After selecting a model, you choose a set of hyperparameters based on trial and error or using approaches like GridSearchCV or RandomizedSearchCV. Explaining the model tuning process gives you an edge and indicates to the interviewer that you are aware of the basic Machine Learning concepts.
Finally, you talk about the metric you chose to evaluate your model. Selecting an evaluation metric suitable to the use case is of utmost importance as it indicates your ability to completely understand the problem at hand and evaluate it in a way that affects the business involved directly without having to bargain on its most important aspects. It is a great indicator of your ability to analyze effectively and logically.
7. Model Deployment
It is one thing to build a Machine Learning model based on a training dataset in a Jupyter notebook and a totally different thing to be able to use that model to predict values on the data it has never seen before. Learning a way or two to deploy your model makes sure that you know how to take your project in the production phase and make it easier for a layman to use it without having to see the technicalities that go behind it. You could deploy it using a web app or an API. It is always highly beneficial if you have your project model deployed on any of the platforms and have it ready to show it to the recruiter to gain those extra brownie points.
If not to impress the recruiter, you’d still want to deploy it to show the world where you’ve been putting in all that BLOOD, SWEAT, AND TEARS!
Last But Not The Least:
There will definitely be some questions that will pop up in the interviewer’s mind during your explanation of the project and you should leave no stone unturned when it comes to revising your project.

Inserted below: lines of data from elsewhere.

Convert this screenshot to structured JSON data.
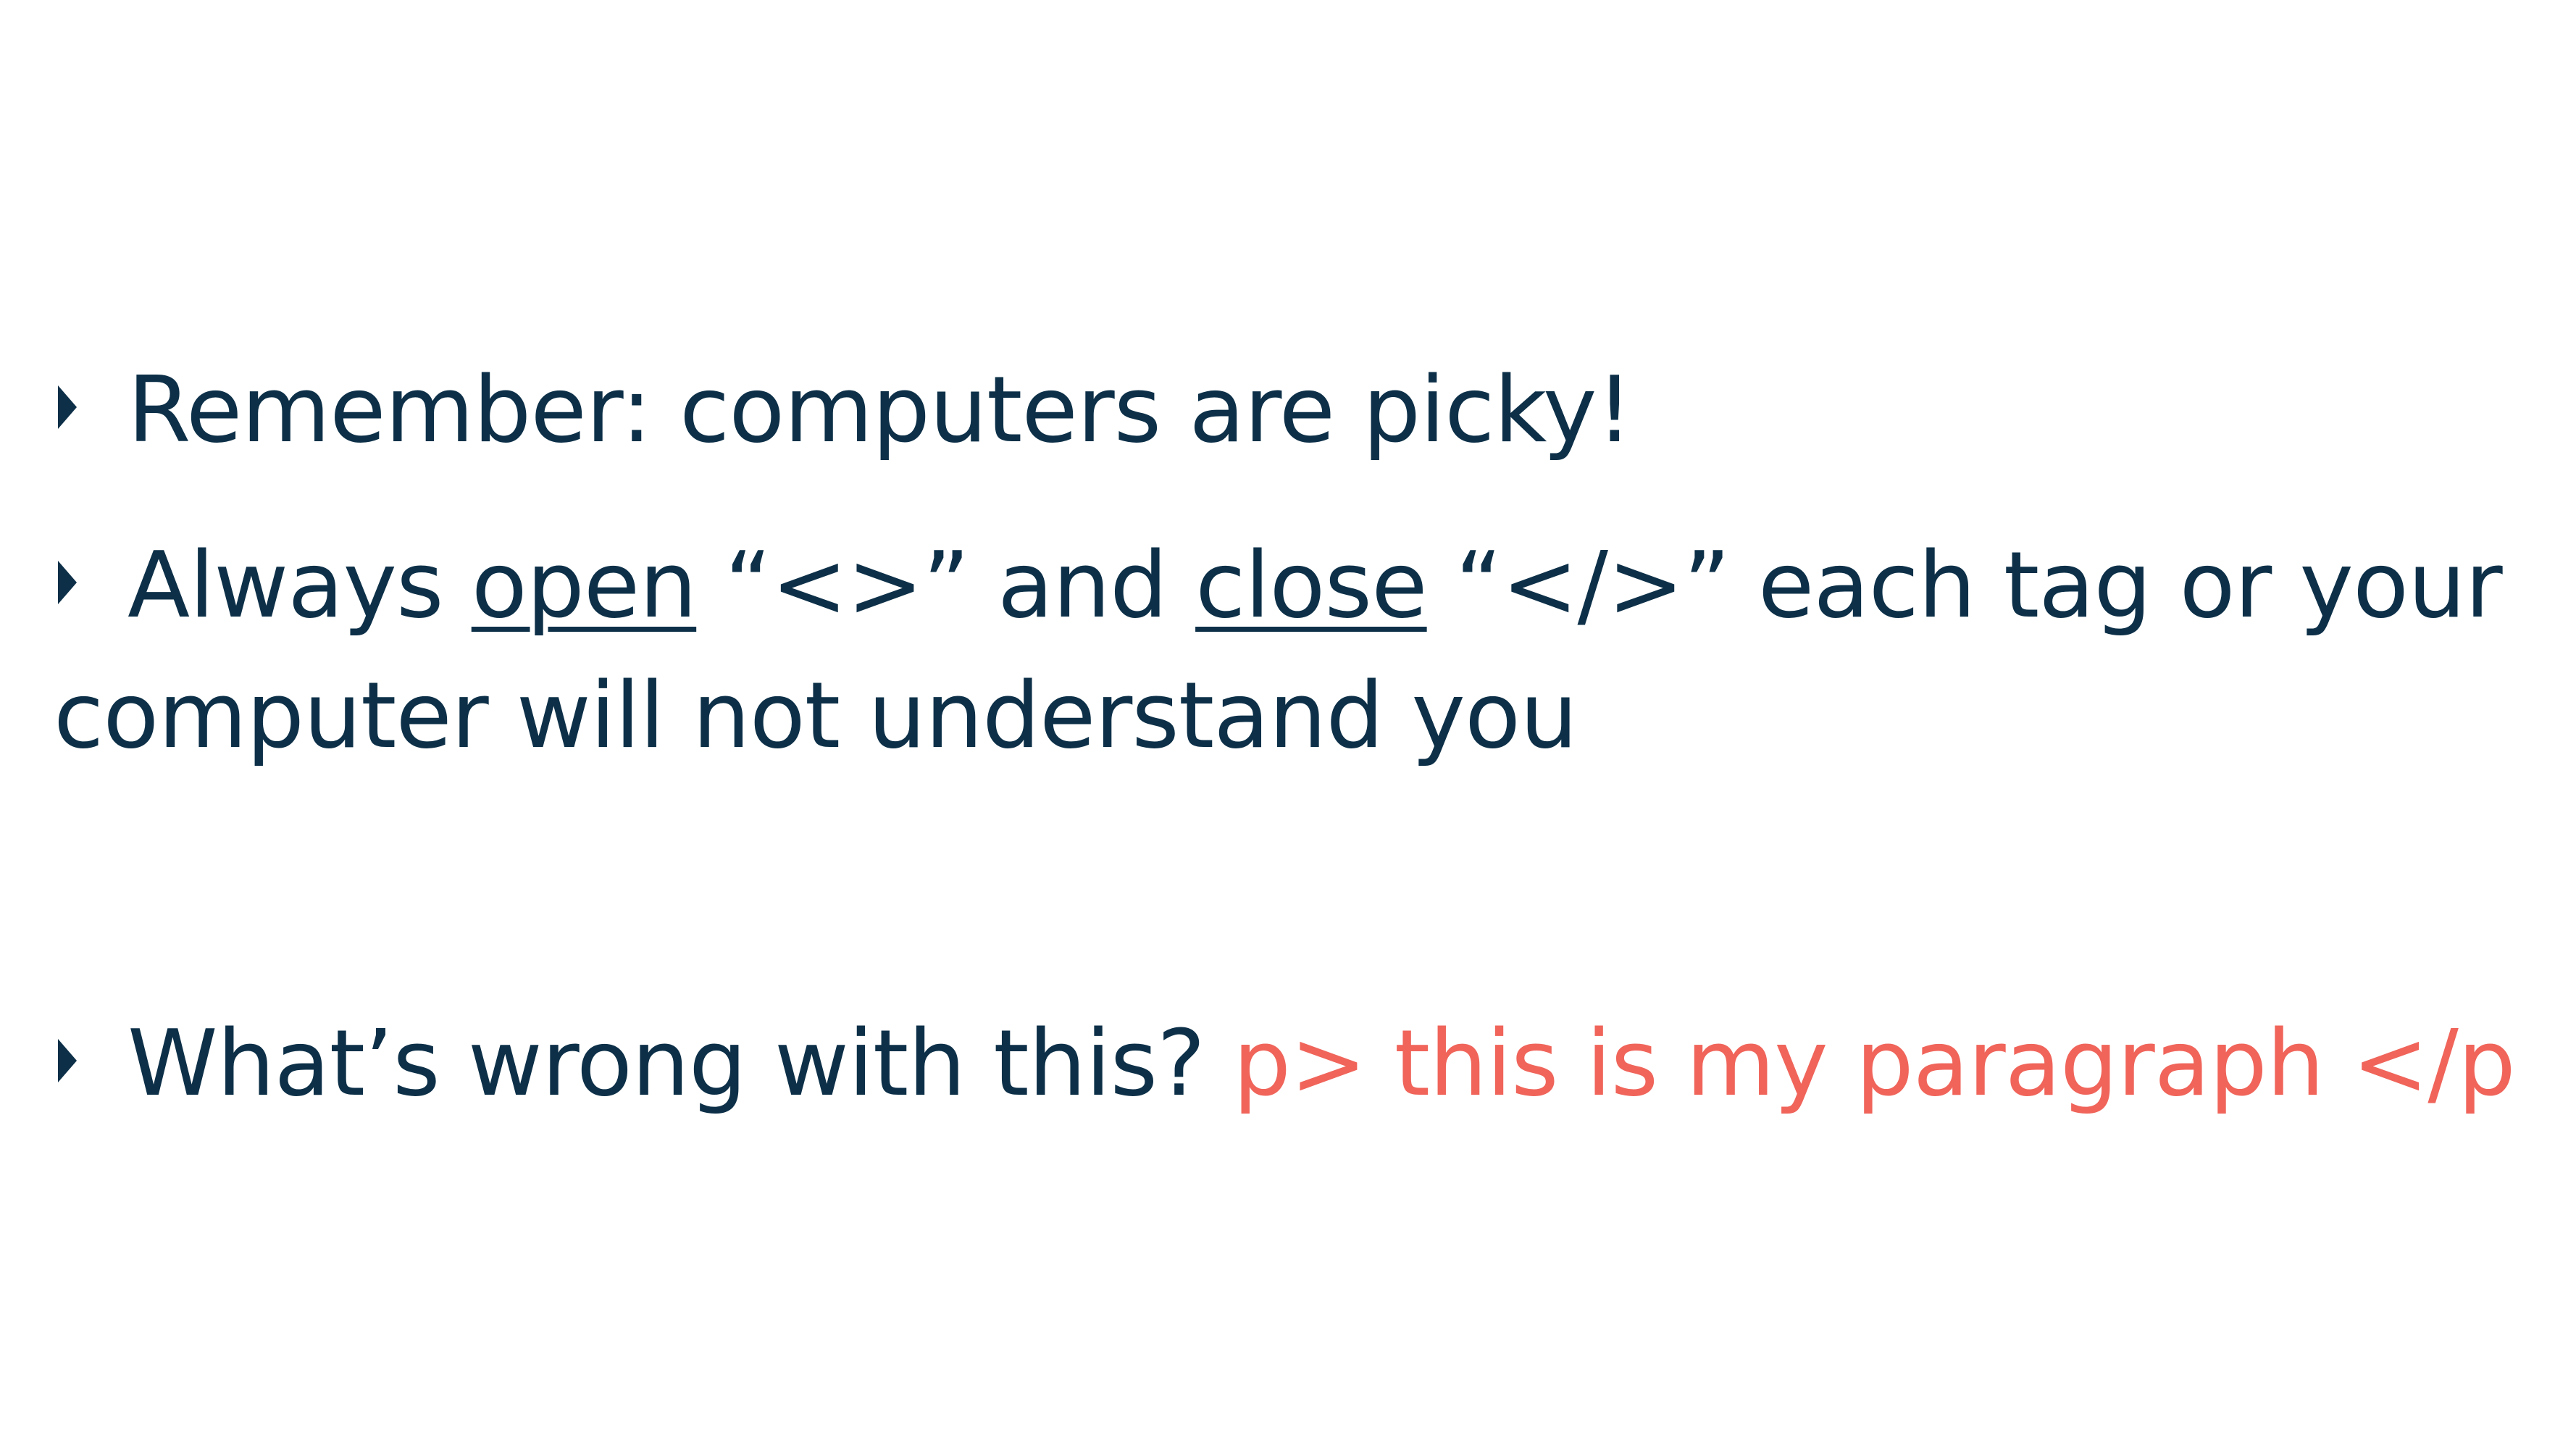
{
  "bullets": {
    "remember": {
      "text": "Remember: computers are picky!"
    },
    "always": {
      "prefix": "Always ",
      "open_word": "open",
      "middle1": " “<>” and ",
      "close_word": "close",
      "middle2": " “</>” each tag or your",
      "continuation": "computer will not understand you"
    },
    "question": {
      "prompt": "What’s wrong with this? ",
      "code_example": "p> this is my paragraph </p"
    }
  },
  "colors": {
    "text": "#0d3048",
    "code": "#f0645a",
    "background": "#ffffff"
  }
}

You should keep some questions about your project ready to be answered if and when they are asked to you.
There is no doubt you worked day in and day out to understand the nuances of the project and completed it with 100% of your potential. During your interview, it is not how many hours you put in but how concisely you can convey all the Technical as well as the Business aspects of it in the short period of time that you have.
Having been in this field for 3 years now, I can confidently say that my love for data and its magic only increases with each passing day. This article is the result of interviews that showed me the right way to talk about my own projects. It is curated based on all the interview questions I had to counter and refine on those experiences every time. There is never a one-size-fits-all answer but this guide can be one of the succinct ways you can organize your answers.